Robertson's music came into my life with his striking Songs for the Masses (a tongue-in-cheek title if ever there was one). I reviewed it in this space on 5 July 2008. Masses was not just another accomplished oldtime-revival album but something that sounded as if delivered intact (but for the rare electric guitar) from some remote provincial outpost in the 19th century. I marveled at what I called its "almost skinless sound." The vocals conjured up "a 200-year-old ghost ... accidentally captured on the tape as, otherwise inaudible, it sang to Robertson's playing of an old tune." This was the sound of American folk music, one surmises (we can't know for sure, of course), as it was before the advent of recording equipment.
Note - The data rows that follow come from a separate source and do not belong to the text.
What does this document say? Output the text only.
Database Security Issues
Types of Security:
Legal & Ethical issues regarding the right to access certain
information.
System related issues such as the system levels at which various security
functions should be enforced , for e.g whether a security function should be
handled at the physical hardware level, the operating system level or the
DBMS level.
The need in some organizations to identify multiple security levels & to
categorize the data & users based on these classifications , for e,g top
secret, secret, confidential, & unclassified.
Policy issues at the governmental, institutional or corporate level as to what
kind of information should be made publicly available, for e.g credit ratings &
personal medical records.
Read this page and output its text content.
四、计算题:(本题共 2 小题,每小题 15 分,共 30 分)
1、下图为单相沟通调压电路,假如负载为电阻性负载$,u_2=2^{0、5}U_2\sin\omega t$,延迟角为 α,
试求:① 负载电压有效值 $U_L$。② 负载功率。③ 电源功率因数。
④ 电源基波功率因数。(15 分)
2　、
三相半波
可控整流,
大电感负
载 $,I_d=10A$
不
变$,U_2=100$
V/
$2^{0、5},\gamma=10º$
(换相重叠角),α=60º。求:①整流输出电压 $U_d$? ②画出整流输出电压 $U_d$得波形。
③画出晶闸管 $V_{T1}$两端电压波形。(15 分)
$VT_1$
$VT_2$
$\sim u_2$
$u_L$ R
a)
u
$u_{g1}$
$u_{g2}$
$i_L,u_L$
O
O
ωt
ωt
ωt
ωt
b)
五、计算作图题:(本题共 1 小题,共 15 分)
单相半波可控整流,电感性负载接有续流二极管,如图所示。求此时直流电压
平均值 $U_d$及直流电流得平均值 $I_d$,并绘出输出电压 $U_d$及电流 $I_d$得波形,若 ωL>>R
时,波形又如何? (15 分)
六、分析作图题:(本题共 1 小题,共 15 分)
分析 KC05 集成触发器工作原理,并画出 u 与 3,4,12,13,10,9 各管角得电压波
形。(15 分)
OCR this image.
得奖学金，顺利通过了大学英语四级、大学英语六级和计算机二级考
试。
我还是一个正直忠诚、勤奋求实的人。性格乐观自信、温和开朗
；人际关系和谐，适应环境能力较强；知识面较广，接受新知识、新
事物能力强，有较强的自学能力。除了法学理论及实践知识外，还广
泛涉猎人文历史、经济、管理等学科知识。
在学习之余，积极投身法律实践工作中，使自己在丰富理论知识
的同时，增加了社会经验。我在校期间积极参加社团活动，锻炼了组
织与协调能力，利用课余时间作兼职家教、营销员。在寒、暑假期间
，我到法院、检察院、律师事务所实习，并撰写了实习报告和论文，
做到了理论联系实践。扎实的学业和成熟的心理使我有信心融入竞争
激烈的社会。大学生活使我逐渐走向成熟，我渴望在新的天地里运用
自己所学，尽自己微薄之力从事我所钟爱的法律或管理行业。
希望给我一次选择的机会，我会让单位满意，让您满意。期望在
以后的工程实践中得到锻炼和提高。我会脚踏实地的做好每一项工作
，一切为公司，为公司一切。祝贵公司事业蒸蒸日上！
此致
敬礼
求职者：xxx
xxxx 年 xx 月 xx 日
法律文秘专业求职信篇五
If You Want to Go to Sleep, Go to Bed is not that sort of album, except perhaps on those occasions when Robertson sings in the sort of choked rasp that made Masses feel so eerily out of its era. Abair & Robertson's atmospheric reading of "In the Pines" (accompanied by Fereale Robertson's disembodied harmony singing) captures something of the not-of-this-earth sensibility of Robertson's previous disc, and it owes nothing to the Louvin Brothers, Bill Monroe or Lead Belly. Mostly, though, the two have moved the music into the 20th century: not the fiddle/banjo duet itself, which goes back to what the antique song calls "the good old colony times," but to the precision and tonality of more -- relatively -- modern approaches. Some of this survives in its native form in Appalachia, and you can still hear it on stages of Southern fiddle and folk festivals.
Abair & Robertson do what they do very well. The 17 cuts consist of genre standards ("Old Joe Clark," "Ducks on the Millpond," "Bonaparte's Retreat" and the like), but the arrangements are distinctive and the melodies are not always the familiar ones. From the evidence of Masses it was clear that Robertson's knowledge of traditional music is encyclopedic, and I presume Abair's boasts comparable pagination. Their music is bright, vivid and lovely. If you find yourself nodding off through Sleep, see your doctor.